Glass in the food chain has always caused concerned for Supermarkets.

All Glo Agrilamps that can come into contact with employees or machinery during production are now glass-free.

Mercury or Methyl Mercury. There is much evidence about Methyl Mercury and its effects on the food chain and direct contact with livestock or humans. Not to mention its ability to pass directly to an unborn child. Methyl Mercury is found in all CFLs, they just don't work without it. The government advises you on the correct action for a single broken lamp in the home; who knows what you should do for a dozen in a barn over a year.

DEFRA 2007 Products and appliances: energy saving light bulbs

"How should I deal with a broken CFL?

Although the accidental breakage of a lamp is most unlikely to cause any health problems, it's good practice to minimise any unnecessary exposure to mercury, as well as risk of cuts from glass fragments.

Vacate the room and ventilate it for at least 15 minutes. Do not use a vacuum cleaner, but clean up using rubber gloves and aim to avoid creating and inhaling airborne dust.

Sweep up all particles and glass fragments and place in a plastic bag. Wipe the area with a damp cloth, then add that to the bag and seal it.

Mercury is hazardous and the bag should not be disposed of in the bin.

All local councils have an obligation to make arrangements for the disposal of household hazardous waste at a civic amenity site or household waste recycling centre.

The National Household Hazardous Waste Forum runs a website with details of these centres for chemicals, but which also applies to other hazardous wastes (www.chem-away.org.uk/). Alternatively contact your local council direct."

None of which is possible in a poultry building.

Glo does not use Mercury


Broiler shed in daylight

CFLs have sadly been let down by the major manufacturers in our industry, they should never be fitted into glass protective housings as they need ventilation to keep cool; the circuits simply get too hot and die and the life of the product is dramatically reduced. These bulbs were undoubtedly a quick fix to the energy issues fifteen years ago, but they were the VHS Video to today's Blue Ray disk. They have had their day and life goes on.
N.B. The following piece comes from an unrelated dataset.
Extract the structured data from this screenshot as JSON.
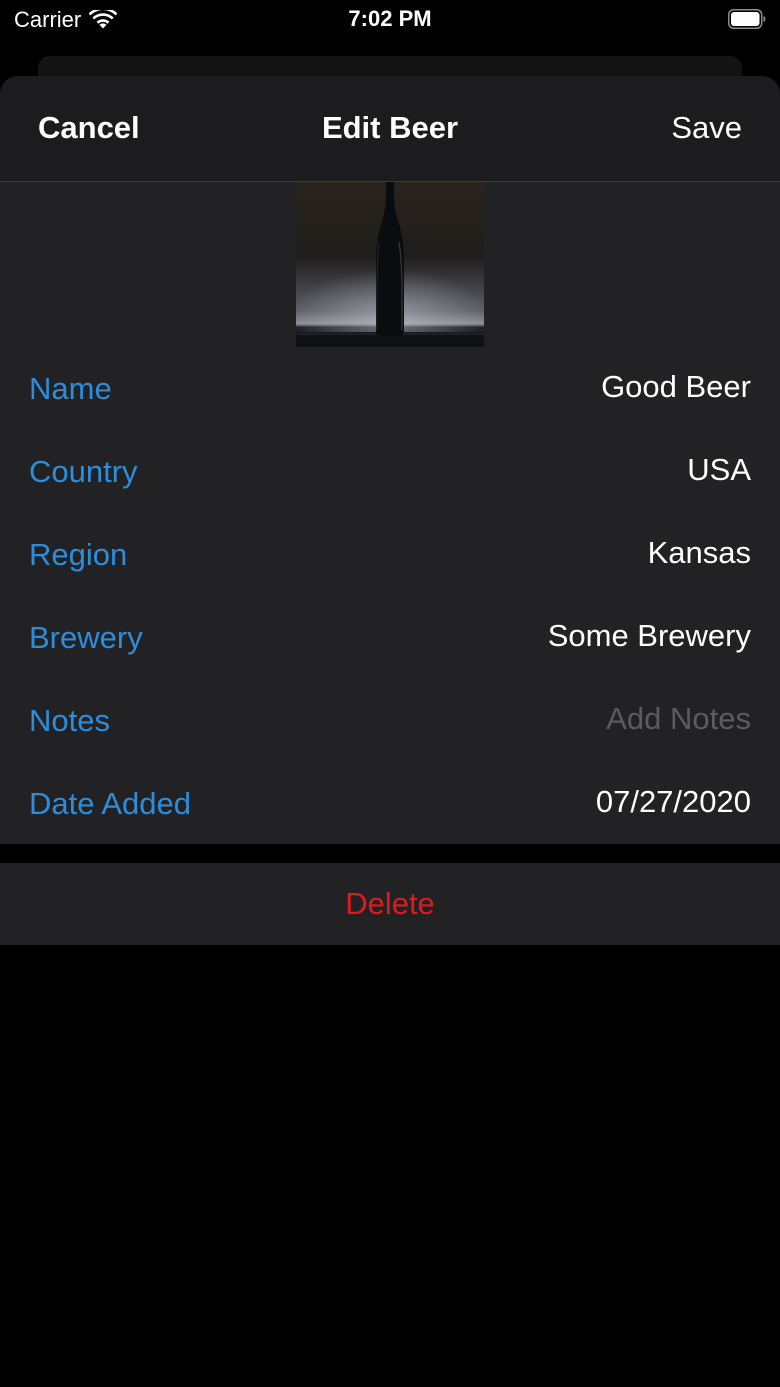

LED allows us to modify the light output in a light bulb such that it is best suited to poultry species, and the wavelengths required are well documented, they are not the same as for humans; and as the LED light bulb for domestic use gets ever closer to the perfect human bulb it gets ever further away from the requirements of poultry. Dimming is now 0-100per cent - we use only safe 230v solutions that do not have the same risks of fire as with rope lighting and some tube lights running on 12v and 24v Dc power supplies.
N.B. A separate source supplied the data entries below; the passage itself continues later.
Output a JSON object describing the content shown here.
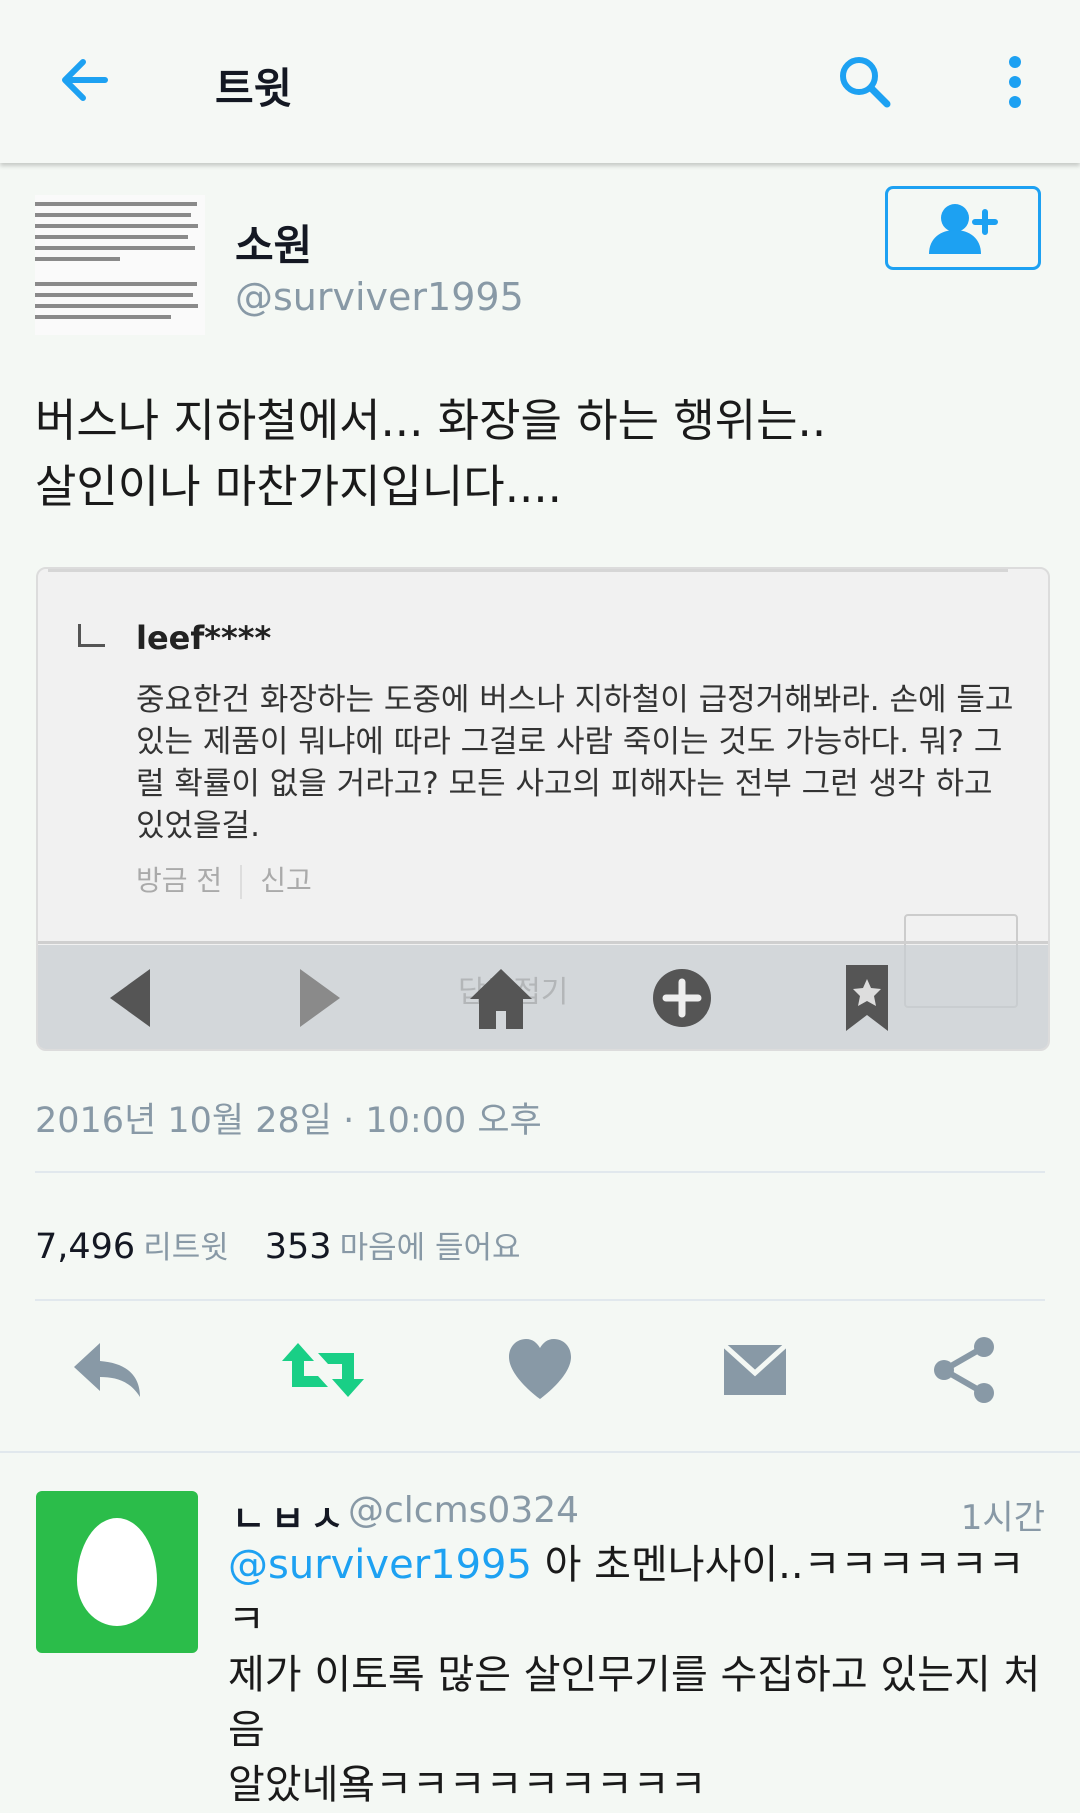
{
  "header": {
    "title": "트윗",
    "icons": [
      "back-arrow-icon",
      "search-icon",
      "more-vertical-icon"
    ],
    "accent_color": "#1da1f2"
  },
  "author": {
    "display_name": "소원",
    "handle": "@surviver1995",
    "follow_icon": "add-user-icon"
  },
  "tweet": {
    "text_line1": "버스나 지하철에서... 화장을 하는 행위는..",
    "text_line2": "살인이나 마찬가지입니다....",
    "datetime": "2016년 10월 28일 · 10:00 오후",
    "retweets": "7,496",
    "retweets_label": "리트윗",
    "likes": "353",
    "likes_label": "마음에 들어요"
  },
  "embedded_comment": {
    "username": "leef****",
    "body": "중요한건 화장하는 도중에 버스나 지하철이 급정거해봐라. 손에 들고있는 제품이 뭐냐에 따라 그걸로 사람 죽이는 것도 가능하다. 뭐? 그럴 확률이 없을 거라고? 모든 사고의 피해자는 전부 그런 생각 하고 있었을걸.",
    "time": "방금 전",
    "report": "신고",
    "faded_label": "답글접기",
    "browser_icons": [
      "left-triangle-icon",
      "right-triangle-icon",
      "home-icon",
      "plus-circle-icon",
      "bookmark-star-icon"
    ]
  },
  "actions": [
    "reply-icon",
    "retweet-icon",
    "heart-icon",
    "message-icon",
    "share-icon"
  ],
  "reply": {
    "name": "ㄴㅂㅅ",
    "handle": "@clcms0324",
    "time": "1시간",
    "mention": "@surviver1995",
    "text_line1": " 아 초멘나사이..ㅋㅋㅋㅋㅋㅋㅋ",
    "text_line2": "제가 이토록 많은 살인무기를 수집하고 있는지 처음",
    "text_line3": "알았네욬ㅋㅋㅋㅋㅋㅋㅋㅋㅋ",
    "avatar_color": "#2bbd4a"
  }
}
Broiler shed in daylight and Glo Agrilamp Tulip after 1 minute 30 seconds.

Research continues into the effects of lighting on poultry and now we regularly receive data from around the world that helps us further our understanding of how best to light the poultry production environment. As legislation enforces new light levels we have developed products like the 30w Broiler lamp to provide an even and powerful tool for the broiler producer, reducing energy levels from around 6.7kw hours at 13 lux to just 450watt hours in a 90meter x 24meter building at 20 lux; it's a very real and huge energy saving.
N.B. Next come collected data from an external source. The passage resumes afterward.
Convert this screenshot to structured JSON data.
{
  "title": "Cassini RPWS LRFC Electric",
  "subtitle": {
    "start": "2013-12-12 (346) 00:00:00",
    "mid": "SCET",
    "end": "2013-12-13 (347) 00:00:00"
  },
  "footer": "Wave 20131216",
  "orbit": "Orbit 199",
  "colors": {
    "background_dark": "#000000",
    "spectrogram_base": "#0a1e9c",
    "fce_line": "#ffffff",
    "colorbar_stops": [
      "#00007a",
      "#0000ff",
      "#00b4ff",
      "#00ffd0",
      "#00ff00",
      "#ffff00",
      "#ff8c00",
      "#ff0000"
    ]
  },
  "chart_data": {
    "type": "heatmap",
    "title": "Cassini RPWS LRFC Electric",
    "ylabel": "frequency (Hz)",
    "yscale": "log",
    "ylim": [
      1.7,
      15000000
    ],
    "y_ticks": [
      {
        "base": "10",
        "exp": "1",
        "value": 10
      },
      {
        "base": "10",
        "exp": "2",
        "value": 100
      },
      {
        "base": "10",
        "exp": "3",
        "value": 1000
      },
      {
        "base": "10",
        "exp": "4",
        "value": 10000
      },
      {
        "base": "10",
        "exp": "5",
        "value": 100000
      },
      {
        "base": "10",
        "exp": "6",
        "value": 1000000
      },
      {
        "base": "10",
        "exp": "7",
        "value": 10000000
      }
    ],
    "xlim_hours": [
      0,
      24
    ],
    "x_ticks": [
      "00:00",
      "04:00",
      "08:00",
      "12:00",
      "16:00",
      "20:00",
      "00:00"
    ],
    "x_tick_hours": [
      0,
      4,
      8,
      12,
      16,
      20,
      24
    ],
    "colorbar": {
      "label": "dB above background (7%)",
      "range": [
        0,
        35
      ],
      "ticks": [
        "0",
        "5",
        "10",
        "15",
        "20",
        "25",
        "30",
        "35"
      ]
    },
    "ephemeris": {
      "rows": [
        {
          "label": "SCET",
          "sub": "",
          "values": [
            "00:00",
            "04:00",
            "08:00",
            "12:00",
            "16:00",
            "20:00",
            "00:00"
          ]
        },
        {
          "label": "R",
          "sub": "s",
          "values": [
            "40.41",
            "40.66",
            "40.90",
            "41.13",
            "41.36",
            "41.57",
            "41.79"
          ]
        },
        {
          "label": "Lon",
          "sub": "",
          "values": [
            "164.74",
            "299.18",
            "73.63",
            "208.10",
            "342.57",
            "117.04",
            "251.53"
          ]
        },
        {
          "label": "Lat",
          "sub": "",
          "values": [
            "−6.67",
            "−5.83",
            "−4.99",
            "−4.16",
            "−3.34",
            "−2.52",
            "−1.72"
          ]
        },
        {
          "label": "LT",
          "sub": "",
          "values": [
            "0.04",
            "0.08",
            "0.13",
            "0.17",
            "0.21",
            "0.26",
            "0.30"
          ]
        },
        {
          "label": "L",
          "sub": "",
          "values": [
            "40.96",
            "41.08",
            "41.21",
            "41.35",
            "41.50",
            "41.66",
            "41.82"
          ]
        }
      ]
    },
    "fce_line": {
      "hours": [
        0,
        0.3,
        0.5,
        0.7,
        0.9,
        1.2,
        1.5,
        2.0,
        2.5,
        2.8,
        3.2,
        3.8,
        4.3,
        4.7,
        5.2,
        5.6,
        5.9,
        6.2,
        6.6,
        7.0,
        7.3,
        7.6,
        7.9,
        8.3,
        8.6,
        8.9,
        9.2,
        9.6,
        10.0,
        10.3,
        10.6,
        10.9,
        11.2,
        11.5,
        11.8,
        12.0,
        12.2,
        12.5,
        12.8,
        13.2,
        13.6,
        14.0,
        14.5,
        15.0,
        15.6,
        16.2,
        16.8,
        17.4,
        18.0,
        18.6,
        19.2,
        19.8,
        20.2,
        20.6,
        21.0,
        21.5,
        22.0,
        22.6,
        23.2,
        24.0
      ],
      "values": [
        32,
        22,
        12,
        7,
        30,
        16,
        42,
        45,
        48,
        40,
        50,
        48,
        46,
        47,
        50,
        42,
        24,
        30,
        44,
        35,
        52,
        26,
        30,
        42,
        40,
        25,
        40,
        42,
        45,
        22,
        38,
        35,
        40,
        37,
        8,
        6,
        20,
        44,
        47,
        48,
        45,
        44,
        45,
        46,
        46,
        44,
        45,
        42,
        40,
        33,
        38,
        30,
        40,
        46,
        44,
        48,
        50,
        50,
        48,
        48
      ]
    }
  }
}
Research in Switzerland is proving that red light is not good for poultry and that green light actually has a negative effect on broilers and layers; we are now testing how to best use this scientific evidence. But we already knew this thanks to our early studies.

In just a few weeks the largest single energy and efficiency test in the world, funded by Glo Lighting and the two largest power companies in the USA, will begin at the University of Georgia Poultry Extension Unit under the watchful eyes of Michael Czarick and Brian Fairchild. We look forward to the energy results and further advancing the technology.

The NEW Glo Agrilamp Tulip (side emitting light bulb) now puts more than twice the light of a rope or tube light into Aviary, Colony and Cage Systems for both layers and broilers while have a calming effect on flocks and clearly reducing feather loss. Not to mention the huge reductions in floor eggs.


Broilershed with the Glo Agrilamp Tulip.

Glo Lighting now provides a wide range of Agrilamp products that replace the 25w, the 40w and 60w incandescent light bulbs; the high-power halogen yard lights are now a thing of the past as our farm light uses only 80watts and puts out as much light as a 750w halogen.

"We are a long way from the first Glo Agrilamp and still at least four years ahead of the competition; that's because we listened to you the farmer and we continue to. We are keeping our promise and will continue to build light bulbs specifically for Poultry and we will keep improving the research and development to help you improve your profits.

"And because you the farmer has asked us to, we now build lighting for pigs, cattle, and fish; we're now also just beginning the development of plant-specific lighting, but that's a whole new story.

"We look forward to being able to continue making a difference and thank you for your input and support.